7 May 2014

NHS forced into emergency action to fund ‘game-changing’ Hep C drug

Channel 4 News understands that NHS England has taken the unusual step of setting up an emergency access scheme for a new hepatitis C drug  after plans for fast track funding were delayed.

Three weeks ago,  we revealed that NHS England had agreed to early funding of the drug, Sofosbuvir, for 500 patients with a severe form of the disease who were otherwise likely to die or to need a liver transplant within a year.

However,  no patient has yet received the drug after it emerged that NHS England had not worked out a procedure for moving the funding to the doctors who wanted to prescribe the drug.

Now after pressure from consultants and the Hepatitis C Trust,  NHS England has agreed to the emergency scheme for the most desperately ill of those 500 patients.  We have been told that the funding will reach doctors by Monday.

In our  piece three weeks ago, we interviewed Nils Nordal, of Oxford, who contracted the disease following dental treatment in Egypt 20 years ago.
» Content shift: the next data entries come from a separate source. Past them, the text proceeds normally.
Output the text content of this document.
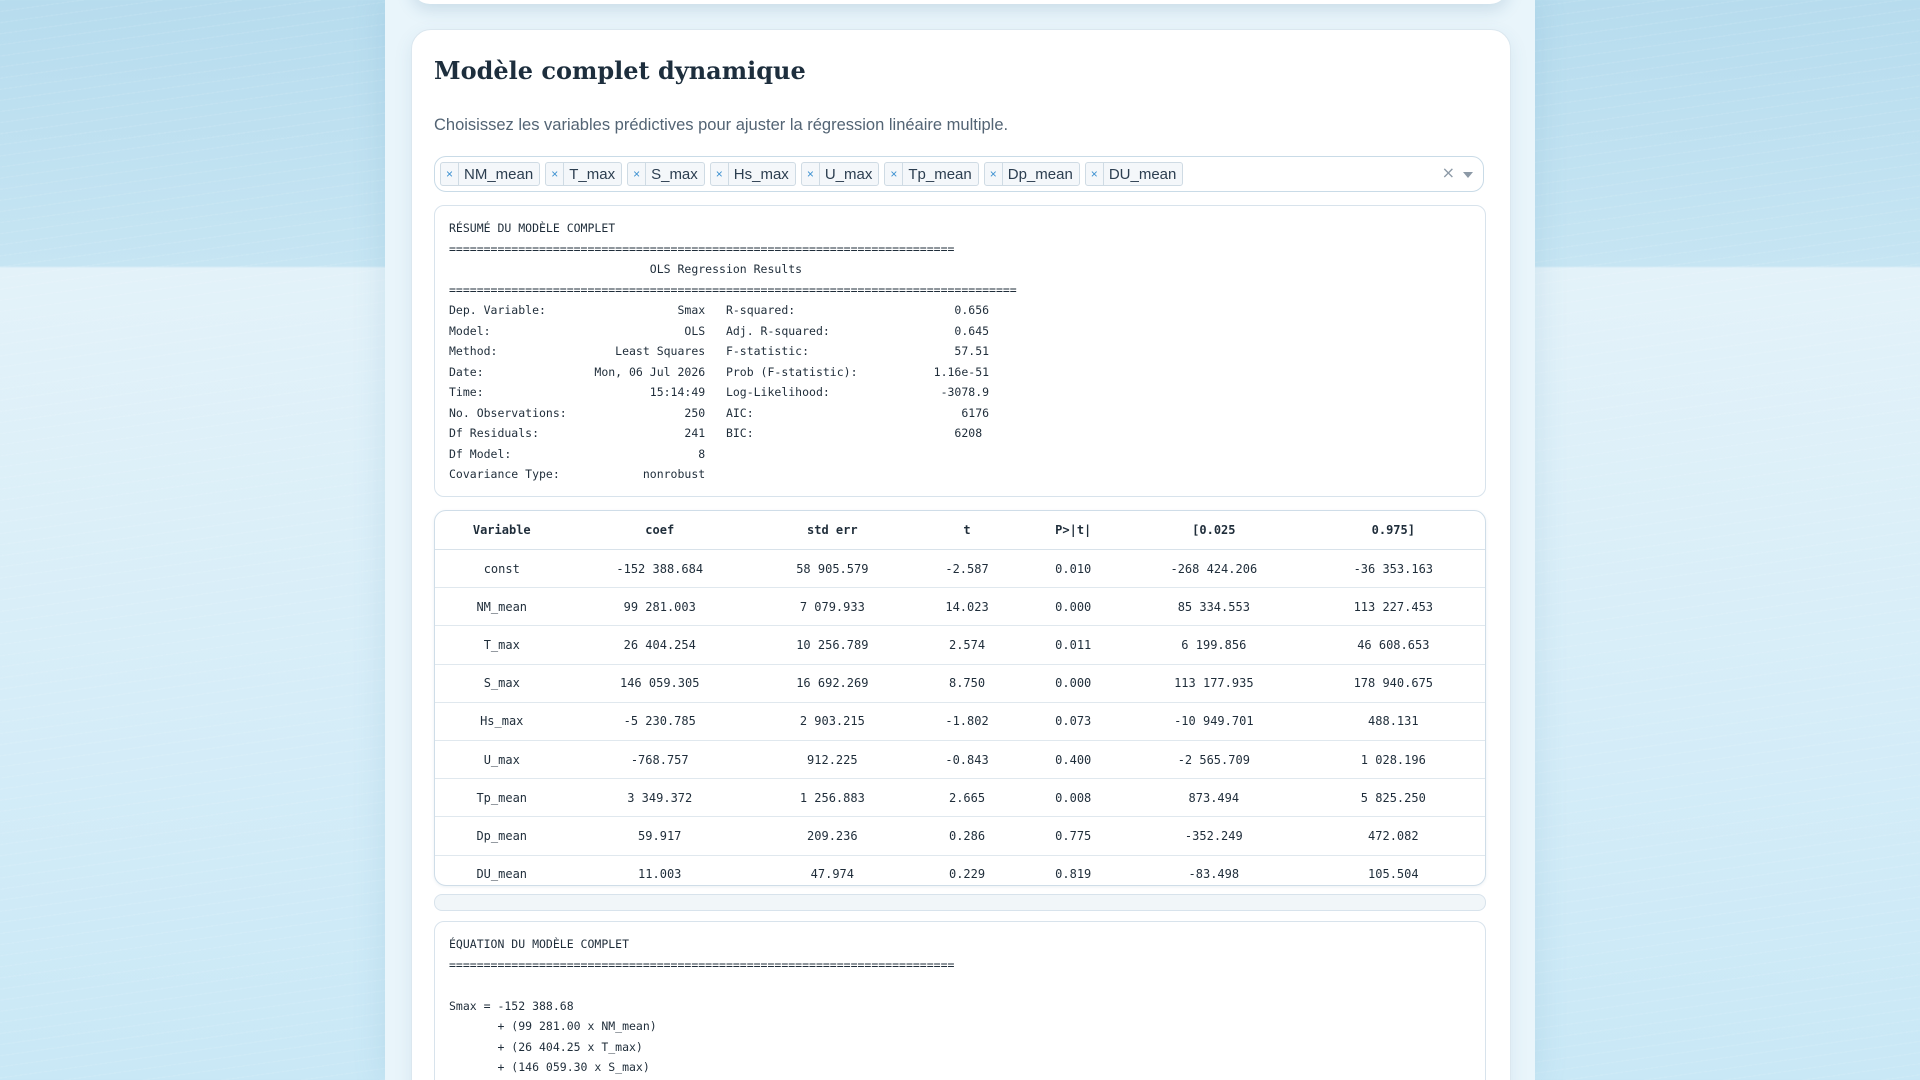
Modèle complet dynamique

Choisissez les variables prédictives pour ajuster la régression linéaire multiple.

× NM_mean	× T_max	× S_max	× Hs_max	× U_max	× Tp_mean	× Dp_mean	× DU_mean	×
RÉSUMÉ DU MODÈLE COMPLET
=========================================================================
OLS Regression Results
==================================================================================
Dep. Variable:                   Smax   R-squared:                       0.656
Model:                            OLS   Adj. R-squared:                  0.645
Method:                 Least Squares   F-statistic:                     57.51
Date:                Mon, 06 Jul 2026   Prob (F-statistic):           1.16e-51
Time:                        15:14:49   Log-Likelihood:                -3078.9
No. Observations:                 250   AIC:                              6176
Df Residuals:                     241   BIC:                             6208
Df Model:                           8
Covariance Type:            nonrobust
Variable	coef	std err	t	P>|t|	[0.025	0.975]
const	-152 388.684	58 905.579	-2.587	0.010	-268 424.206	-36 353.163
NM_mean	99 281.003	7 079.933	14.023	0.000	85 334.553	113 227.453
T_max	26 404.254	10 256.789	2.574	0.011	6 199.856	46 608.653
S_max	146 059.305	16 692.269	8.750	0.000	113 177.935	178 940.675
Hs_max	-5 230.785	2 903.215	-1.802	0.073	-10 949.701	488.131
U_max	-768.757	912.225	-0.843	0.400	-2 565.709	1 028.196
Tp_mean	3 349.372	1 256.883	2.665	0.008	873.494	5 825.250
Dp_mean	59.917	209.236	0.286	0.775	-352.249	472.082
DU_mean	11.003	47.974	0.229	0.819	-83.498	105.504
ÉQUATION DU MODÈLE COMPLET
=========================================================================

Smax = -152 388.68
+ (99 281.00 x NM_mean)
+ (26 404.25 x T_max)
+ (146 059.30 x S_max)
Pre News refresh player – this is the default player for the C4 news site – please do not delete. Ziad

 

 


Since then, Mr Nordal’s condition has deteriorated.  Rather than wait for NHS England to work out the funding problems, his doctors have now gone straight to the drug company, Gilead.

Mr Nordal’s consultant, Dr Ellie Barnes, said that Gilead had agreed to supply the drug and Mr Nordal should be able to begin the treatment on Friday.

Dr Barnes said Gilead had acted somewhat on faith, on the understanding that Mr Nordal’s name would be on the emergency funding list.

Breakthrough treatment

The drug has been hailed as a “game changer” because it has a 90 to 95 per cent cure rate, can prevent the need for transplant and has almost no side effects.

Until now, there have been few options for people with the advanced effects of hepatitis C except a liver transplant.

The current drug regime, using interferon, with other drugs such as ribavirin, cannot always be tolerated by those with the more serious form of the disease.

Even for those who can take it,  the regime has serious side-effects and is not, more crucially, a cure.

Mr Nordal has now been assessed for a liver transplant and it is not clear whether the drug will prevent that operation from having to go ahead.

There is some evidence that the drug can reverse some of the damage to the liver caused by the disease, although no studies have been done on patients as seriously ill as Mr Nordal.  And there is also evidence that the number of days that a patient is virus-free before a transplant increases the likelihood that the virus will not attack the new liver.

Dr Barnes said that in these cases, “days matter” when it comes to getting the treatment to the patient.

Bureaucratic delays

Consultants have welcomed the fact that funding was agreed by NHS England, but criticism and frustration will escalate if the funding process is not streamlined over the coming days as promised.

It appears, though, that the organisation may have fallen foul of the “any qualified provider” rules introduced under the NHS reforms that insist that processes like this are put out to tender.

This means that although it was agreed 15 centres should be responsible for getting the drug to the patients, private providers – who probably have no interest in being involved – still had to be given the opportunity to be part of the process.

One consultant told Channel 4 News that it was an “appalling system” that meant NHS England had been forced to make the early access scheme up as it went along.

The early funding was agreed, after a three month process, because it was recognised that the National Institute for Health and Care Excellence (NICE) would not be able to evaluate the drug quickly enough for the most seriously ill.

The drug is expensive – £35,000 for a 12 week course.  But when compared with the need for a liver transplant, followed by a  lifetime of drugs, it becomes highly cost-effective.